Genetic resistance in crop plants
Plant resource allocation to growth and defense is important to optimizing its fitness. Notably, the induction of plant immune responses is often associated with reduction in plant growth. Receptor-like kinases (RLKs) play an important role in this context as they share common signaling components that can fine-tune different type of responses and therefore regulating the balance between growth and defense. Among the RLKs, the Arabidopsis FERONIA (FER) plays a role in this balance by acting as a scaffold in the formation of receptor complexes involved in diverse biological processes. We have found that COK-4, a putative kinase encoded in the common bean anthracnose resistance locus Co-4, is highly similar to the kinase domain of FER and is transcriptionally regulated during immune response. To assess whether COK-4 is functional ortholog of FER, we genetically complemented the Arabidopsis fer-5 mutant with COK-4 and evaluated FER-associated traits. The enhanced apoplastic and stomatal immunity observed in fer-5 plants were rescued in the complemented lines, suggesting that COK-4 and FER may be negative regulators of plant immunity. We also observed that the fer-5 mutant has developmental defects as it accumulates a lower level of dry weight, has fewer leaves, and transition to reproductive stage faster than the wild type plants. These developmental phenotypes were also rescued in the COK-4-expressing fer-5 lines. Altogether, these data provide strong evidence that COK-4 of common bean is involved in the control of growth-defense balance in plants (Azevedo et al. 2018). These finding has major implications to breeding programs that employ the Co-4 locus to control anthracnose in the field.

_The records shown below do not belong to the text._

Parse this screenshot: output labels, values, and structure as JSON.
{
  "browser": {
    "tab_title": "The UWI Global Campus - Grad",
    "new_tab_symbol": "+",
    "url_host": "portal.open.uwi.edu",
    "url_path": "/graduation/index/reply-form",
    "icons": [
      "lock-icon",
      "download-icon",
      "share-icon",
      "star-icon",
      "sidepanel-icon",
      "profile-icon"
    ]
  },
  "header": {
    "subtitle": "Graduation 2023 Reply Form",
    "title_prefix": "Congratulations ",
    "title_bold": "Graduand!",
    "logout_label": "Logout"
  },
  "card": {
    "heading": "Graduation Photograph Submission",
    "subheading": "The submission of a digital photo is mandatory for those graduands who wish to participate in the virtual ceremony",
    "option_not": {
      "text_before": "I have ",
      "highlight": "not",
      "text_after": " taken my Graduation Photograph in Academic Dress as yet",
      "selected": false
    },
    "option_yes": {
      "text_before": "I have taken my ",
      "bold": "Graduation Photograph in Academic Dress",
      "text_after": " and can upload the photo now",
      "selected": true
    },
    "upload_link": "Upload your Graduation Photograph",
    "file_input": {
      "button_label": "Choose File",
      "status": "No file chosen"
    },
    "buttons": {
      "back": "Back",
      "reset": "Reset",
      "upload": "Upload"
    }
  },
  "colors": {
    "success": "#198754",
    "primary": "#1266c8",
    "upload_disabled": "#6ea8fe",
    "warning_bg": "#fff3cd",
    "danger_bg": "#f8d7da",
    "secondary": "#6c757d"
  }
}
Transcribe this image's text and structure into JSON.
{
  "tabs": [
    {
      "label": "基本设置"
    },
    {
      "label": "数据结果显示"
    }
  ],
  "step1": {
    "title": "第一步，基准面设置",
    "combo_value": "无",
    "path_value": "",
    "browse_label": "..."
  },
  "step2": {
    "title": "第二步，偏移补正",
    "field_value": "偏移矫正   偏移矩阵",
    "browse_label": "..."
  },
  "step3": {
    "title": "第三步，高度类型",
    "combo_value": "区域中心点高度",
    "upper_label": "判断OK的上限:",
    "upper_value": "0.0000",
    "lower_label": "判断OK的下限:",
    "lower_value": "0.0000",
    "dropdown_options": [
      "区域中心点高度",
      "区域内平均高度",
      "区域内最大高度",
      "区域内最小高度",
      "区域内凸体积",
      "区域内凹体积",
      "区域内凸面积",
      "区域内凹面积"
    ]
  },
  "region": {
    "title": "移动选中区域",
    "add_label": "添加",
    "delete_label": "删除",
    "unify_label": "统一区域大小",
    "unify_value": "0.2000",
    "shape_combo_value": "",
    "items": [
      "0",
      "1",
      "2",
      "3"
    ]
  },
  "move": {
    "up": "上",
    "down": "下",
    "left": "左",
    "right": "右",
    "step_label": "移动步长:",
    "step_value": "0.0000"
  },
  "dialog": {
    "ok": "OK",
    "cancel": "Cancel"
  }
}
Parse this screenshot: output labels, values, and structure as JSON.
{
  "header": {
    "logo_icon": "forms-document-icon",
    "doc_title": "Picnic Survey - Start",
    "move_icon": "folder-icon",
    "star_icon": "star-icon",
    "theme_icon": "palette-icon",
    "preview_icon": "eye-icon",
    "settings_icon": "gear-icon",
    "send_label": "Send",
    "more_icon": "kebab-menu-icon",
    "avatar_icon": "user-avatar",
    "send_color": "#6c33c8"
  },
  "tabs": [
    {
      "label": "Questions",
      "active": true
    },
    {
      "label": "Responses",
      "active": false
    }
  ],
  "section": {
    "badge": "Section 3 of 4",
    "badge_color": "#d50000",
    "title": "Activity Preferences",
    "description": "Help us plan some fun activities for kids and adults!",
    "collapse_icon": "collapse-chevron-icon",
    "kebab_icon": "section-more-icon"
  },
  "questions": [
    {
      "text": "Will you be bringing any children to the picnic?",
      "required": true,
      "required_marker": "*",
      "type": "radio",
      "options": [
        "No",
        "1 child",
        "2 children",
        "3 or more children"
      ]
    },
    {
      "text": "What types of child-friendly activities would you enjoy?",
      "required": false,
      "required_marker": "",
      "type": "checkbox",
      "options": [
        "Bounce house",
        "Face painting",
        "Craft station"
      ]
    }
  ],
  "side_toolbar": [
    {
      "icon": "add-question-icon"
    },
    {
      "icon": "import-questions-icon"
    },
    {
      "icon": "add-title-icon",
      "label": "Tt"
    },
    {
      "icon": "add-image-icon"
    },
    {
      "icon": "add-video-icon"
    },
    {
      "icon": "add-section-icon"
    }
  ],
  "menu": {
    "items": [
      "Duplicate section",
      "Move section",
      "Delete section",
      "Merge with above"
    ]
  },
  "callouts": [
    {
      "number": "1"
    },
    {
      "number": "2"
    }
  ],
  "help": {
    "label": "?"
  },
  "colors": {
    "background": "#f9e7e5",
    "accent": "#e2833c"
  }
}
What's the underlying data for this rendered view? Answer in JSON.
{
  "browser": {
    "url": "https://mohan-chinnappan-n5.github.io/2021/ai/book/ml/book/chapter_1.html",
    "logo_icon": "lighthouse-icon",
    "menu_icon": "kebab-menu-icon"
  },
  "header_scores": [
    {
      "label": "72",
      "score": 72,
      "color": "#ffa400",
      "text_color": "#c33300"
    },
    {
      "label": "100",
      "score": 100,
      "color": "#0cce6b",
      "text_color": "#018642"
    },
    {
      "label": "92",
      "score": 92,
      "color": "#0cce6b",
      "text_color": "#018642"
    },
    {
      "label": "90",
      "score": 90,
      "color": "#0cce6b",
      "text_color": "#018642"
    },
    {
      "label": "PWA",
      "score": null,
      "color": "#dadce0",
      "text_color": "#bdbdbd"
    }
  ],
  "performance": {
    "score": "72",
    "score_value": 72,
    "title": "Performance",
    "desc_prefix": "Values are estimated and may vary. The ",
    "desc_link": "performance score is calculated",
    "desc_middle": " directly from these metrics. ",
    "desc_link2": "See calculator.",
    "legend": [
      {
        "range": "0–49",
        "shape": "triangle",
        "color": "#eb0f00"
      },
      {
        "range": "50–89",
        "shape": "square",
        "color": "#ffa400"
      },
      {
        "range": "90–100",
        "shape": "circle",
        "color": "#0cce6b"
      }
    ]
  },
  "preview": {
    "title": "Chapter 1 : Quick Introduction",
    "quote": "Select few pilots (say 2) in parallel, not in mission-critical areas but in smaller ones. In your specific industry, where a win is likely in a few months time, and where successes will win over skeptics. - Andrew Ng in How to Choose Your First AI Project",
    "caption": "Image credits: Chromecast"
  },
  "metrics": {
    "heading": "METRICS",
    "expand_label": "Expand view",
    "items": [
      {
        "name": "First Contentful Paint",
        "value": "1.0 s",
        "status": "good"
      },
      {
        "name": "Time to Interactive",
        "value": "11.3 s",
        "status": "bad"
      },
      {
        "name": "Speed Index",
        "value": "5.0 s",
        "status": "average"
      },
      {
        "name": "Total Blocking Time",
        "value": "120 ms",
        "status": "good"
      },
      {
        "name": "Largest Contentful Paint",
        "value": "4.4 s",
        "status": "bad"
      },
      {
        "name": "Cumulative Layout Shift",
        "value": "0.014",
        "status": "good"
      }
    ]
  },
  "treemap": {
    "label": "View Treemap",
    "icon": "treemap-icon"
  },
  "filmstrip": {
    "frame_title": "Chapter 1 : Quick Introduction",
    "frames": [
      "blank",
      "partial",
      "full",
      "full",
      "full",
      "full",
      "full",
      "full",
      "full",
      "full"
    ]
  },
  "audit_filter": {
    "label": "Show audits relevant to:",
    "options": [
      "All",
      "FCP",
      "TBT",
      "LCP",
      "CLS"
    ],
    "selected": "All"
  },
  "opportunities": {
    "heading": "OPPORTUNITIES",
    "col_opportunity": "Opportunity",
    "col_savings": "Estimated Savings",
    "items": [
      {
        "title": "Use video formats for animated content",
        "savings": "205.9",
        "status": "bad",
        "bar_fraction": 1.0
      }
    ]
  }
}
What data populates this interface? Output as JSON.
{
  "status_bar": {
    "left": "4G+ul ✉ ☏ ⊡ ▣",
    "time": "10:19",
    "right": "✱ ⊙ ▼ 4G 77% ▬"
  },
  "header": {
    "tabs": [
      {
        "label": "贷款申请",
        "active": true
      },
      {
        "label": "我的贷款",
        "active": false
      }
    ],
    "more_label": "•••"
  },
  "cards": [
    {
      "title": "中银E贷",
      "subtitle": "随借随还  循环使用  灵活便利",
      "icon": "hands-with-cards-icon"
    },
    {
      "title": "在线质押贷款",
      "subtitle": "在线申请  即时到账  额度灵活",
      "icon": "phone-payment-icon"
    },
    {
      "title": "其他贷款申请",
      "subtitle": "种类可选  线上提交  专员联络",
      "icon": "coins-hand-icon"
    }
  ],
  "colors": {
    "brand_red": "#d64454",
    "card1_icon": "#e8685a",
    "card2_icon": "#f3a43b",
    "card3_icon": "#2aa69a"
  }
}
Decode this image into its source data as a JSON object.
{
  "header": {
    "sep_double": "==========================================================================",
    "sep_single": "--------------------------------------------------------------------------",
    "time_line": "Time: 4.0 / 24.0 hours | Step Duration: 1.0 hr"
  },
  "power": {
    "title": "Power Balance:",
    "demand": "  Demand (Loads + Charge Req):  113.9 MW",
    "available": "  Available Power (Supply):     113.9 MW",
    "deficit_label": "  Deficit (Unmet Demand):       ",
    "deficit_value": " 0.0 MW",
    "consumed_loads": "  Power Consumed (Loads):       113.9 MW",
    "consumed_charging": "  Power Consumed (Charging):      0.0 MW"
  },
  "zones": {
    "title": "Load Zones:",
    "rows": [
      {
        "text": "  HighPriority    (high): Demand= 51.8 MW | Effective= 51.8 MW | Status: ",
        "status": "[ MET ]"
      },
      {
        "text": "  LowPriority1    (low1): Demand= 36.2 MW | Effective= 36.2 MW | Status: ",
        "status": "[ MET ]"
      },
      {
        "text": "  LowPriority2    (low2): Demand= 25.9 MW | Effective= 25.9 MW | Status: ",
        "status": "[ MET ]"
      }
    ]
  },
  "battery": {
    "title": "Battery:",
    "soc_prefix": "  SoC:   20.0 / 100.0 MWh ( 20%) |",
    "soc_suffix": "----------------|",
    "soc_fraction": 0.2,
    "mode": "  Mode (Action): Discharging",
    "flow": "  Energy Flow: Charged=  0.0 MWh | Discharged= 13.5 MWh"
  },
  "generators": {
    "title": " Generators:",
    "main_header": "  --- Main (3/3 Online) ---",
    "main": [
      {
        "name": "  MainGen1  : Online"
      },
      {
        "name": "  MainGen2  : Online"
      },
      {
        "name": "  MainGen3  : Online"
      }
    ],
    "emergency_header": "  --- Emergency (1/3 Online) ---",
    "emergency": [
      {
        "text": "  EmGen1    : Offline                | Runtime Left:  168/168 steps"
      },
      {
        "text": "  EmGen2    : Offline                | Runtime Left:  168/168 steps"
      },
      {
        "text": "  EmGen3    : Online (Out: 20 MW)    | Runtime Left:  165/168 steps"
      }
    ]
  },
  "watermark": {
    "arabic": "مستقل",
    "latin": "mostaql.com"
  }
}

Plant and microbial indicators of soil health
Soils are one of our most valuable resources. In agricultural systems, management practices that ensure high yields often have negative effects on soil biology. Many current soil health assessments do not allow for a nuanced assessment of soil biological health. However, to ensure the long-term sustainability of cropping systems, both, the well-being of soil microorganisms and crops need to be taken into account. The goal of this project is to develop a holistic approach that combines traditional soil health assessments with sensitive biological indicators of the effects of the soil environment on the soil microbial community, such as microbial community dynamics (taxonomic and genetic), and plant health. Our approach will lead to a better understanding of the effects of crop management practices on soil microorganisms and plants. In the long-term, this comprehensive measurements of soil health may be included in management decisions made by farmers, land managers, and crop advisers.
This is a collaborative research that includes soil microbiology (led by Jorge Rodrigues, LAWR, UC Davis), nutrient management (led by Daniel Geisseler (UC ANR), and plant physiology (led by Maeli Melotto, Plant Sciences, UC Davis).